黄門山 瑞雲寺(岡山市番町2丁目6-22)

本尊 宝塔・釈迦・多宝・本化四菩薩・文殊・普賢・不動・愛染・四天王

縁起
 この寺は誕生寺派の日蓮宗寺院で慶長年中(1338〜1341)この地方の豪族能勢太郎左衛門頼仲の創立にかかり、願満山成就寺と号したが、慶長七年(1602)岡山城主小早川秀秋を同寺に葬ったので、法名瑞雲院殿前黄門秀巌日詮大居士にちなみ現在のように改めたという、吉備温故には「寺領三百石初メ本行寺ト称セシガ宝暦年中ヨリ改称」と見える。

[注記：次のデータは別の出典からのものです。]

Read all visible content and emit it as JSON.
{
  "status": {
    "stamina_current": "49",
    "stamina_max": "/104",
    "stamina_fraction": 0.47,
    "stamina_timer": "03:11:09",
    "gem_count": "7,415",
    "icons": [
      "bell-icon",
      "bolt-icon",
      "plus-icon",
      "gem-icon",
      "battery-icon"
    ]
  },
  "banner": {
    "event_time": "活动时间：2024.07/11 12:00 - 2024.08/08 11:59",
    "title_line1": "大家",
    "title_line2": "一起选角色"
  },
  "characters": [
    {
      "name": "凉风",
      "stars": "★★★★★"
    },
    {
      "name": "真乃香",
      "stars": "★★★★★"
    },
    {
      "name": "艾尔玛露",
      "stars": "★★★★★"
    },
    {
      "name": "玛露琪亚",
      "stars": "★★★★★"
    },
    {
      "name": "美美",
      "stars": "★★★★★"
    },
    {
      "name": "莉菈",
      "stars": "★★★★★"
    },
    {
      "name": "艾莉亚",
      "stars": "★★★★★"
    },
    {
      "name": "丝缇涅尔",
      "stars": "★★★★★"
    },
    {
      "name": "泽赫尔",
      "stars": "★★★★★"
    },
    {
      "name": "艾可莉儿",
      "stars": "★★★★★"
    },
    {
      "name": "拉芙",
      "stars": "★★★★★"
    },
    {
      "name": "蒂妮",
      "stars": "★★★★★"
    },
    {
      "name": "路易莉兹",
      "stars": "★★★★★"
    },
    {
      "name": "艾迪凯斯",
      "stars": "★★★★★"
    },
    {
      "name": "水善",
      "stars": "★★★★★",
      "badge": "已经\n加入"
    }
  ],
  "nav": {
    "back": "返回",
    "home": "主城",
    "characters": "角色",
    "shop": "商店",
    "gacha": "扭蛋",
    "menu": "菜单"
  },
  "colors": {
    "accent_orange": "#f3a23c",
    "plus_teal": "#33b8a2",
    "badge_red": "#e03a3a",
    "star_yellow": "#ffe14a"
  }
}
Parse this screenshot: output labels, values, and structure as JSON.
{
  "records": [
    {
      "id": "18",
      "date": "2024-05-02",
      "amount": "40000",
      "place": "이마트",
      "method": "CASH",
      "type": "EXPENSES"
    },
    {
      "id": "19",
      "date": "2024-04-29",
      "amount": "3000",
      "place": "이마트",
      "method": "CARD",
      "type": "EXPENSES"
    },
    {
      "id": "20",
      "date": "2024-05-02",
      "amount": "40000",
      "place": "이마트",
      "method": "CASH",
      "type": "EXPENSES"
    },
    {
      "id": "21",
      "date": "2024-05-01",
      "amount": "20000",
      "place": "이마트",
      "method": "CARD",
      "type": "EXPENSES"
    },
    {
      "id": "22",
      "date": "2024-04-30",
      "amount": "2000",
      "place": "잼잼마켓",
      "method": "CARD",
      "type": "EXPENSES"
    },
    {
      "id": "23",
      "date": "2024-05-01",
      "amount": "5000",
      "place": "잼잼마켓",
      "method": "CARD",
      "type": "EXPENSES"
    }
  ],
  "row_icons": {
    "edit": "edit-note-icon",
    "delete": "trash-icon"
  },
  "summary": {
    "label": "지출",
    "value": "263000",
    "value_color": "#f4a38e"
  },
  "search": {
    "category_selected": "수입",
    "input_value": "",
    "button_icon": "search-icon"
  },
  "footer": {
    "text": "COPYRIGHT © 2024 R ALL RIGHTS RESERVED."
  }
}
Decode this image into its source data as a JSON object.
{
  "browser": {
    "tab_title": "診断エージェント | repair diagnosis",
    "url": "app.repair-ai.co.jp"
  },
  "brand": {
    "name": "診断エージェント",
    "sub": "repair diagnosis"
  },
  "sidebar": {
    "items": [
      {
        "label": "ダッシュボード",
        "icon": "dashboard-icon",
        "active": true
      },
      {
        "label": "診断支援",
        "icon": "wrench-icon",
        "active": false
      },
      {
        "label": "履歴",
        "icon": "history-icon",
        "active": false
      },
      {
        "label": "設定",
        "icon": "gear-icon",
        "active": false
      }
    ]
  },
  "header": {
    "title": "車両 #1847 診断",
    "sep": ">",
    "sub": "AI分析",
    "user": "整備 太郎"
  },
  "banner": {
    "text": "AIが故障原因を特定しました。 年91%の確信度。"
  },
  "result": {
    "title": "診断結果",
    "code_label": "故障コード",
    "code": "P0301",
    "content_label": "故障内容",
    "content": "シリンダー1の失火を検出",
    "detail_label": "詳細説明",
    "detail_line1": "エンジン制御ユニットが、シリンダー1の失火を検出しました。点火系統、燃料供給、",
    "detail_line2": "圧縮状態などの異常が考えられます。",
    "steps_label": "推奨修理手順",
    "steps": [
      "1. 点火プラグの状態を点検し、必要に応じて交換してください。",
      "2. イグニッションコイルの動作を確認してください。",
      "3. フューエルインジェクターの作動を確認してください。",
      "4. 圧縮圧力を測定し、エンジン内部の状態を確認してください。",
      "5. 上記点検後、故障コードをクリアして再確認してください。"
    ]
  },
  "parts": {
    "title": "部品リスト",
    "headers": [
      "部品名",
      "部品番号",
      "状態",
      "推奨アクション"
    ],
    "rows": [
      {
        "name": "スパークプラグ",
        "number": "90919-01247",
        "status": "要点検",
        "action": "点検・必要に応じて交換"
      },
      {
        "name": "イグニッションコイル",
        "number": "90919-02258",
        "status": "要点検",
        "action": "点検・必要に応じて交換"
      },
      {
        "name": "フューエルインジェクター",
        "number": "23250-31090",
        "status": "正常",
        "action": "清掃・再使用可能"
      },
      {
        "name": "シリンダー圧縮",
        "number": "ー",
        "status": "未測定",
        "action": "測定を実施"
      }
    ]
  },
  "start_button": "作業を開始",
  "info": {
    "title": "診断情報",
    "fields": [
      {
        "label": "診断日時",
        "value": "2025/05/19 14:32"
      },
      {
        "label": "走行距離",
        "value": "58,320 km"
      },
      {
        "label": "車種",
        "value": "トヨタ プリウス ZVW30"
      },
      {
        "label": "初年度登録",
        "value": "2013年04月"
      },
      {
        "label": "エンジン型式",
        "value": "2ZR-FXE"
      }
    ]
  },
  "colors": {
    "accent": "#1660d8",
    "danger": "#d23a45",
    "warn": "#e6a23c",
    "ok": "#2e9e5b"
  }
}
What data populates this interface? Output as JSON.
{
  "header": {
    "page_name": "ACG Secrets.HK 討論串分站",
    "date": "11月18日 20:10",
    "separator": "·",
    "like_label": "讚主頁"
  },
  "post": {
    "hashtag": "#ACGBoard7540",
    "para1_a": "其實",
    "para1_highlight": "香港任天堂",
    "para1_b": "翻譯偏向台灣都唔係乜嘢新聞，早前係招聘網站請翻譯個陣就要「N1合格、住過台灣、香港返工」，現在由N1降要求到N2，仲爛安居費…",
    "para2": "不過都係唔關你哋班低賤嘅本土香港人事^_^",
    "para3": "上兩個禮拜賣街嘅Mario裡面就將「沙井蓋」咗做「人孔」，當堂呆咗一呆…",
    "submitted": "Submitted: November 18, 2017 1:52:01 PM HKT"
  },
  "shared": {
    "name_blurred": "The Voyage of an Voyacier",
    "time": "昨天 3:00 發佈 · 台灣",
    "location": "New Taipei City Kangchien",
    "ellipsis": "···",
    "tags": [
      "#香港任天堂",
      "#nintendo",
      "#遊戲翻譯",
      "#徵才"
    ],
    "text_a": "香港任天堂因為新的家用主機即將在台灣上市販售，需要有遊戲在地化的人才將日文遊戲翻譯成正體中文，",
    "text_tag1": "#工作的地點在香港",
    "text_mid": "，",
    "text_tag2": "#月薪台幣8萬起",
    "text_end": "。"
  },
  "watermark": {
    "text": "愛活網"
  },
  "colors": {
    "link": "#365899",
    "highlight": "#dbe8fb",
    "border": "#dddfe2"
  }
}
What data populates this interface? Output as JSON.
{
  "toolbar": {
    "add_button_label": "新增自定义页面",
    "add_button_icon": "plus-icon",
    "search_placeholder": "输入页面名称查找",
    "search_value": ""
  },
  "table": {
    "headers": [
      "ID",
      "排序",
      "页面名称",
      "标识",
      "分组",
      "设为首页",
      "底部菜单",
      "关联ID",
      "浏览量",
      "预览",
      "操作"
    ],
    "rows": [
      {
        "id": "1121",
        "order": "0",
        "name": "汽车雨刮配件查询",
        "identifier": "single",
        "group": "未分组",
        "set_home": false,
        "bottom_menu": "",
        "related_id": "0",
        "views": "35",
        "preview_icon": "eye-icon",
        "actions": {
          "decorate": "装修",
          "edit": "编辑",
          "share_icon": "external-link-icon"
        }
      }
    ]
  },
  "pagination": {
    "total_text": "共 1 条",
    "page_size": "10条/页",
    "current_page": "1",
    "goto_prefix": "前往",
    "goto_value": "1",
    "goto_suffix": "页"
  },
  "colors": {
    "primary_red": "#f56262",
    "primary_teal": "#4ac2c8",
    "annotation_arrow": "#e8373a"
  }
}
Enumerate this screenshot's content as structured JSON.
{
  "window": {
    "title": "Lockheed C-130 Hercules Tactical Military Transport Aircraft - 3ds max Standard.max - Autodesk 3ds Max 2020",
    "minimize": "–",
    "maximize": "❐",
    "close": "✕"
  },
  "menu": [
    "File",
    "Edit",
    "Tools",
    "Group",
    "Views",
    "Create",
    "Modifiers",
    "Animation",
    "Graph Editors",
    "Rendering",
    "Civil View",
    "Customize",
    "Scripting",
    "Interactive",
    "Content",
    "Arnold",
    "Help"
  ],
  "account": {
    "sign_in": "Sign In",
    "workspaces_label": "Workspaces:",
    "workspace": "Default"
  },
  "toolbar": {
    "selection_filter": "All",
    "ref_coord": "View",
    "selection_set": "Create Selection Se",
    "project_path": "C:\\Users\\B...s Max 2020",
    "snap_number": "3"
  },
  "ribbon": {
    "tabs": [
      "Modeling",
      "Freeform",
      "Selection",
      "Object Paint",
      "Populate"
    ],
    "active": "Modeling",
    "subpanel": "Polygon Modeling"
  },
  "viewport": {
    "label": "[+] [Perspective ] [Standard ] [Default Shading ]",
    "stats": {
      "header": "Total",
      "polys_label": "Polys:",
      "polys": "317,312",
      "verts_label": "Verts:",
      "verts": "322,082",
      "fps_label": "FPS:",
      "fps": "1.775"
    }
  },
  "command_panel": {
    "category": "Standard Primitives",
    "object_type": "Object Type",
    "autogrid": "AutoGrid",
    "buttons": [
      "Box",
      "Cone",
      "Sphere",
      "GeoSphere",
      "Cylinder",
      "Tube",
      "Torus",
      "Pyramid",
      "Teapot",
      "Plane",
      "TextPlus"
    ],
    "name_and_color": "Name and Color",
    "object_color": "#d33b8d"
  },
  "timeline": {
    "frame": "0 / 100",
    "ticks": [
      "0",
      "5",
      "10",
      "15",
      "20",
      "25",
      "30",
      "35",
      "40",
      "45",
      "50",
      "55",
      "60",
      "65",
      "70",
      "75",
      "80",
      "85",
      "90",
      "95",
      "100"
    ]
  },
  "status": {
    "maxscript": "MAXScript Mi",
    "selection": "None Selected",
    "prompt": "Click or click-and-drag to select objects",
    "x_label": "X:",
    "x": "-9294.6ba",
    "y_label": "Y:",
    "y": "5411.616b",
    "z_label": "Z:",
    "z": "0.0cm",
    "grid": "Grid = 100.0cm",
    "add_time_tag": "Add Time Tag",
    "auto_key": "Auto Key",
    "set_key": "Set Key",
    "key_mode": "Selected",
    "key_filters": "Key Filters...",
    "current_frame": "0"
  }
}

 寺は元の三番町にあり、本堂は江戸時代中期の建築で五間五面(柱間)、入母屋造本瓦葺きとし、内陣正面に獅子の丸彫り彩色像を入れた須屋弥壇を据えて本尊をまつる。内陣の南側奥には清正公をまつり、また北側奥には小早川秀秋の墓塔(五輪塔)があり、その前には京都東山の高台寺々中隋雲院に安置したものと酷似している。
 秀秋については本市史「政治編」にも書いたように死亡した年輪さえもよくわからない。二十一、二十三、二十六といい、また三十一歳説もある。野史の秀秋伝の末尾には、(慶長五年)十一月備前美作二州五十万石に封ぜられる。秀秋大封を受けてより奢侈日甚し、大阪邸に在りて心疾を得て喜怒節なく、宿臣多く四方に迯る。慶長七年九月秀秋告げずして国に就き、病を以て十月薨ず、歳二十六、法名秀巌日詮、瑞雲院と号す、嗣なく国除かる。
 また備前軍記は慶長七年十月十八日俄かに薨じたと記し、死因について数説をあげ、つぎに、されども世上へは是等の事をふかくかくして、痘瘡にて身まかりしと披露あれば今も其横死の実説を伝へ知るものなし、千時年廿三歳、嗣子なき故家断絶す、御野郡出石郷伊勢宮の辺に葬る。其墓の前に本行寺といふ日蓮宗の寺を建てて是を守る。法名を隋雲院秀巌日詮といふ。
このように記し本行院を菩提寺として建てたことを明らかにしている。ただ注意されるのは暦応年間に能勢太郎左衛門頼仲が創立したという日蓮宗願満山成就寺との関係である。これを明らかにする古文書が発見されず、そのうえ番町あたりは近世に入っても度々火災に遭うているので、寺もまたその厄をまぬかれなかったと思われるが、これについても詳しく伝えるものがない。ただここに興味をひくのは同寺の庫裡である。
 庫裡は何面した入母屋造本瓦葺きの建物で、火災に対処した土蔵造りになっている。よほどふるい建物で、俗に大黒柱とよばれる中心柱はケヤキの面取り方柱、柱幅が九寸、切面の幅二寸七分五厘、面の内寸という思いきった大面取り、しかもチョウナで仕上げてある。これを建築史的に判断すると鎌倉時代においてよい建物で、寺でも庫裡がもっとも古いと伝えている。もっとも他から移築の場合もあるし、大黒柱だけ古材を使用することもあるから、この建物だけ暦応年間草創当初の遺構と考えるのは早計であるかも知れない。番町あたりは戦災をまぬがれた地域だけに瑞雲寺としても本堂や庫裡のほかに、書院・茶室・白位堂(白位大明王・宝珠大明王を祀る)山門などが旧のままに残っている。